Les décisions du gouvernement malien ont à peine la longevité des lucioles, même si elles s’entourent d’un brouhaha de tous les diables avec, au menu, tambours et trompettes. Tenez ! Décrétée “année de lutte contre la corruption”, 2014 a enregistré les plus grands scandales financiers du Mali moderne: l’affaire du Boeing “sans papiers” et celui des équipements militaires. Valeur du dossier: 108 milliards! Pourtant, malgré les hauts cri du FMI, aucune des personnes incriminées n’a senti passer le boulet de la justice.Du coup, 2015 a vu apparaître de nouvelles affaires: celles des 1000 tracteurs et des engrais frelatés. Histoire de se dédouaner sur le dos des juges, Ladji Bourama a déclaré leur avoir transmis, sans suite concrète, 200 dossiers de délinquance financière. Le propos n’a pas, bien sûr, échappé à Daniel Tessougué, le célèbre Procureur Général près la Cour d’Appel de Bamako. Dans les colonnes de “La Sentinelle” (n° 17 du 21 décembre 2015), Tessougué réplique: “Le Président de la République a parlé de plus de 200 dossiers.Plus précisément, c’est 209 rapports de la CASCA…Je me suis amusé à voir un peu dans le document que le procureur de la Commune 3 m’a envoyé… On voit que de 2007 à 2013, il ne reste que 20 dossiers”. A la question de savoir pourquoi Ladji Bourama “persiste et signe” dans ses affirmations, le magistrat répond: “Il faut comprendre que le président de la République, lorsqu’il annonce qu’il a envoyé plus de 200 dossiers à la justice, est dans son rôle.”.Rôle de propagande, hein ?

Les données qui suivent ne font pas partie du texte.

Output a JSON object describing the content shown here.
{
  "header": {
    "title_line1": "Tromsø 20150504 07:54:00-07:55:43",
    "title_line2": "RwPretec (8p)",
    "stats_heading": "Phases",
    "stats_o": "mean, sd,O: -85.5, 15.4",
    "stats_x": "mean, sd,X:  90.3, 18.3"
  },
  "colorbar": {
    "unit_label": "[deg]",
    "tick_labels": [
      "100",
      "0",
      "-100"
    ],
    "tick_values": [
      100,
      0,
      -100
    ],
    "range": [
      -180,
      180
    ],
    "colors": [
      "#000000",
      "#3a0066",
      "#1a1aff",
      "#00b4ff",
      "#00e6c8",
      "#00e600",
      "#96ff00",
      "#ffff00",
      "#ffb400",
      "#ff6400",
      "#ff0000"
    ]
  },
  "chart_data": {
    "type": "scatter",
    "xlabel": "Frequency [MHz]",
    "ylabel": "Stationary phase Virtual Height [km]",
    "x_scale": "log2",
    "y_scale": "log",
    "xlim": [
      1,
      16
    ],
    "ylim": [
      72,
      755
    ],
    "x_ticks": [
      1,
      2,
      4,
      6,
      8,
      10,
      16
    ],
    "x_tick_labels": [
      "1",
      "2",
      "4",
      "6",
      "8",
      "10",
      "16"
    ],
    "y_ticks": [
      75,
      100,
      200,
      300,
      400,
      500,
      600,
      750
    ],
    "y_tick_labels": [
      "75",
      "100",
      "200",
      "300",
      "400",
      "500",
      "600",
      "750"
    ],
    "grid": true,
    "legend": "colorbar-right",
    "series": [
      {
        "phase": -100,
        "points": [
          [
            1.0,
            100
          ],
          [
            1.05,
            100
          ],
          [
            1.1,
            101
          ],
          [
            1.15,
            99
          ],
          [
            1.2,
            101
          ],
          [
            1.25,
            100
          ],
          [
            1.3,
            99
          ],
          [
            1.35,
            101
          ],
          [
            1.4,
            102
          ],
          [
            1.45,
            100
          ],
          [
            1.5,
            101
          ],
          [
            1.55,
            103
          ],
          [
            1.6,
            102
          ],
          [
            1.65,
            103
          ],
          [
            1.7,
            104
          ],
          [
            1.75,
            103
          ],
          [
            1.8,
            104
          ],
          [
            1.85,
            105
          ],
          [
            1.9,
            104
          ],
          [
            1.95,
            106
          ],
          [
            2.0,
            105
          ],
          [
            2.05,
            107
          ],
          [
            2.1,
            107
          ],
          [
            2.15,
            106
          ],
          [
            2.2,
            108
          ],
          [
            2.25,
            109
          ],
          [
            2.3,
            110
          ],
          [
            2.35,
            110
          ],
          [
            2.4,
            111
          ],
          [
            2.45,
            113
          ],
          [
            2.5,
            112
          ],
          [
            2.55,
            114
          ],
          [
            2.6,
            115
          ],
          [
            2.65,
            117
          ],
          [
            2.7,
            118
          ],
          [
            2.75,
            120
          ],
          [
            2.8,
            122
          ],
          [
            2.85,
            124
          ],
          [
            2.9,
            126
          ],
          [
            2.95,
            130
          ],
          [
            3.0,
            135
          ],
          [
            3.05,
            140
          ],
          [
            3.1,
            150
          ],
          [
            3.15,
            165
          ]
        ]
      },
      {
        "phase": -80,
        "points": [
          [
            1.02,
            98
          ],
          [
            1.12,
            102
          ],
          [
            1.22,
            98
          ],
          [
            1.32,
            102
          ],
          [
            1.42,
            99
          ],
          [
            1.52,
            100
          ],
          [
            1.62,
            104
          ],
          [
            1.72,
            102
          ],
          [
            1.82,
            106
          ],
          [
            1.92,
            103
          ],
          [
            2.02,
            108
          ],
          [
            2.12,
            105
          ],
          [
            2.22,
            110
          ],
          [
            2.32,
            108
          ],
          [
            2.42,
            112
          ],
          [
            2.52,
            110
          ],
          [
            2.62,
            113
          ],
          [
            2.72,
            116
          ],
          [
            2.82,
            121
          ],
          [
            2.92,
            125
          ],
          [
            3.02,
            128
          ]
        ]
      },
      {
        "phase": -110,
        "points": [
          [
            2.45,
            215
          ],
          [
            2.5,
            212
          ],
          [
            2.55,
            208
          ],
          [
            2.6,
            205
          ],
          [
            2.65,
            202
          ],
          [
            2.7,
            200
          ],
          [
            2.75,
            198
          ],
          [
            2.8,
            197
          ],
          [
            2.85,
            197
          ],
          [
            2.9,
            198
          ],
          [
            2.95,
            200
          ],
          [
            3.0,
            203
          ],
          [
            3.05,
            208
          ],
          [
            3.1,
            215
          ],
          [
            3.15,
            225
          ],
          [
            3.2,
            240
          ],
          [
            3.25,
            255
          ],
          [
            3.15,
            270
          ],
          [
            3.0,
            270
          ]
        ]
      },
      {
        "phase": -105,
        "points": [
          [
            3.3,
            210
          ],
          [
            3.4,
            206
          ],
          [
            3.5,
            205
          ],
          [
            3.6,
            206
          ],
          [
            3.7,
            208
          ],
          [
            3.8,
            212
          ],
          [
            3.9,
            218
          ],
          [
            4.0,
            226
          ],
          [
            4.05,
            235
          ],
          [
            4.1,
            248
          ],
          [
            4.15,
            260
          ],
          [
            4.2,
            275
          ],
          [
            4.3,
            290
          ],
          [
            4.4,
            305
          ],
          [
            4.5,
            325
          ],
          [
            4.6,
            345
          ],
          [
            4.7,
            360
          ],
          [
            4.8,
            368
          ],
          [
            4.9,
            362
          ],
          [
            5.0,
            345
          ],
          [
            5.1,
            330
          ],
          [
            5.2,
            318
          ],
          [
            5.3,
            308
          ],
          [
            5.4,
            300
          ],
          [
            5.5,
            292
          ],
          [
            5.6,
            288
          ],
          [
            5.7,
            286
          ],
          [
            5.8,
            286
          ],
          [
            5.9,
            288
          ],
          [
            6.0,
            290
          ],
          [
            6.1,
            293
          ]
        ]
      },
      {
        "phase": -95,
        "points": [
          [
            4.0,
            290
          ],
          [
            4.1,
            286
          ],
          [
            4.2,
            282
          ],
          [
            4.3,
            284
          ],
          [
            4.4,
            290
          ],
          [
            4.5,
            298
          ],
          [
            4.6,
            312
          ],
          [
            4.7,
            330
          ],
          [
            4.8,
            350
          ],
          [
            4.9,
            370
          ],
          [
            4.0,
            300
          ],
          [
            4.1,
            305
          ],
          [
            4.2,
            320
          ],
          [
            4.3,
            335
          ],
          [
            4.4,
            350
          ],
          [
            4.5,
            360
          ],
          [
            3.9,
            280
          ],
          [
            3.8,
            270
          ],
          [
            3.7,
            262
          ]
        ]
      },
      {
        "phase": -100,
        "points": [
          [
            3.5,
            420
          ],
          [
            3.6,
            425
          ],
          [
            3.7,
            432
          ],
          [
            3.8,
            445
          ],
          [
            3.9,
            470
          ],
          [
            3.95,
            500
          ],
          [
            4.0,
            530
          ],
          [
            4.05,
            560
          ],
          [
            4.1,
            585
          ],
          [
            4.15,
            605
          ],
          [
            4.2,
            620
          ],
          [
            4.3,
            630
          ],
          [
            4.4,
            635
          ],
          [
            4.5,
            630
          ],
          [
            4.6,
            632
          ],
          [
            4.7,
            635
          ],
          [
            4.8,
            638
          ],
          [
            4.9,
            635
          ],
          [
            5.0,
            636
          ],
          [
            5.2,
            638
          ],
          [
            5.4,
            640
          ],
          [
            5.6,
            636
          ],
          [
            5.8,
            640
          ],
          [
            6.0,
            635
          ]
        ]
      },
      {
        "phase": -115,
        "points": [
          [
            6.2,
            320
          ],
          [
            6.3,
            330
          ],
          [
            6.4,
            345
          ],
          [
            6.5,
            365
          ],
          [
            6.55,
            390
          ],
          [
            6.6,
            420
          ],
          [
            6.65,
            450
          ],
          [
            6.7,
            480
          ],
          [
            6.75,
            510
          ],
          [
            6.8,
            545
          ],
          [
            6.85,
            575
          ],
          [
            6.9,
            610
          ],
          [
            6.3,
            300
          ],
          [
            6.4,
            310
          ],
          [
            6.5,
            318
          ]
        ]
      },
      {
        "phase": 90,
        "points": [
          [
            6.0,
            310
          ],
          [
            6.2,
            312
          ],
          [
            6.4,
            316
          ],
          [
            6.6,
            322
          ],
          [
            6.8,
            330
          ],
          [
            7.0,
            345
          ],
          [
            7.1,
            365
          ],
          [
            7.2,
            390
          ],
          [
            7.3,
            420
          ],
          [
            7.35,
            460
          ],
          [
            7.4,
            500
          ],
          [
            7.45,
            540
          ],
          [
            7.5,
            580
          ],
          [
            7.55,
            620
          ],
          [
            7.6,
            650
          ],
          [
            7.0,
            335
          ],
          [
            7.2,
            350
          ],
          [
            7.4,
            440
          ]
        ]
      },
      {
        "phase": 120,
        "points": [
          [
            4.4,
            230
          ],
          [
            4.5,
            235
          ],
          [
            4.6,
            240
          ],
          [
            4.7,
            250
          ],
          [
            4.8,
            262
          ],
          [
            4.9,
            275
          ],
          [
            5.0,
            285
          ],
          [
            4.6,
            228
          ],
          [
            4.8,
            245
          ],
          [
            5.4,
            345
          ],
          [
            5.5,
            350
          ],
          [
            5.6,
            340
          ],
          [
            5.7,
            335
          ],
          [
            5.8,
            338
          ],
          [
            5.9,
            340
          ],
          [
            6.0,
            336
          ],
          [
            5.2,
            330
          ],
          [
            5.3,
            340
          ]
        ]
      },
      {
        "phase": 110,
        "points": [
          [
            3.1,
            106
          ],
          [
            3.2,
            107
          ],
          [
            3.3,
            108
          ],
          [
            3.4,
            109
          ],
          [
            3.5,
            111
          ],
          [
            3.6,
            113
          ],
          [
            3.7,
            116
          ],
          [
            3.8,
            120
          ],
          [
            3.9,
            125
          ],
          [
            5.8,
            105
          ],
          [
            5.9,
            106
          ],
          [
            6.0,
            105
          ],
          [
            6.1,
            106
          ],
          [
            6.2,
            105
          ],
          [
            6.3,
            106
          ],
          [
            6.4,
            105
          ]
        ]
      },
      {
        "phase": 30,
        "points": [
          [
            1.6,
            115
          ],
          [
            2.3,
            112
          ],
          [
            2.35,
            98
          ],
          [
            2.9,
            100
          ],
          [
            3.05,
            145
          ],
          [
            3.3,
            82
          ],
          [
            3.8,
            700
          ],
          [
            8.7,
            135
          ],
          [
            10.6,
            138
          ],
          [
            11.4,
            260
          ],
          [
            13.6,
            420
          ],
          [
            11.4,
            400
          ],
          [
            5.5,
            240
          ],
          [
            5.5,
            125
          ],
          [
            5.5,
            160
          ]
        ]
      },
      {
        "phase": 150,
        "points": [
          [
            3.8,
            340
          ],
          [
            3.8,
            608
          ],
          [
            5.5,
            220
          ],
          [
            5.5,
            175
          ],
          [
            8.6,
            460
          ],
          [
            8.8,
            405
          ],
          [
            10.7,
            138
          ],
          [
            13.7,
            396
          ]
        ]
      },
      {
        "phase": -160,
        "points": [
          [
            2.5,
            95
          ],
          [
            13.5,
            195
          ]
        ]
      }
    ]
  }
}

Du coup, le petit peuple s’interroge: Tessougué vient-il d’être relevé de ses fonctions à cause des répliques adressées au chef de l’Etat au sujet des “200 dossiers” ? C’est possible. Mais la tête du magistrat était également mise à prix depuis qu’il avait proposé de raser les “longues barbes” afin de lutter contre le terrorisme. Il s’est immédiatement attiré la sainte colère des chefs musulmans qui ont exigé son départ, prévenant que de ce départ dépendaient leurs relations avec Ladji Bourama. En attendant que celui-ci s’exécute, ils ont multiplié, dans les mosquées, les prêches enflammés contre Tessougué dont un proche fut agressé par des inconnus. Si Tessougué a pu, dans un passé récent, sauver sa place face à Bathily, alors ministre de la Justice, il a dû, cette fois, tirer sa révérence face aux “longues barbes”. Ces barbes-là, nul ne parlera plus de les raser, inch Allah! Morale de l’histoire: pour peu que le gouvernement malien en fasse la demande, Tessougué entrera, en 2016, dans le livre Guinness des records en qualité de premier magistrat de l’univers victime des barbes. Qui dit mieux ?
En vérité, à travers Tessougué, le parquet général perd un magistrat intègre et travailleur. Son principal défaut était qu’il avait une conception révolutionnaire de la justice qui, à ses yeux, devait servir le peuple, même contre l’avis des gouvernants. Or, en démocratie, tout fonctionnaire est prié de servir les gouvernants avant le peuple.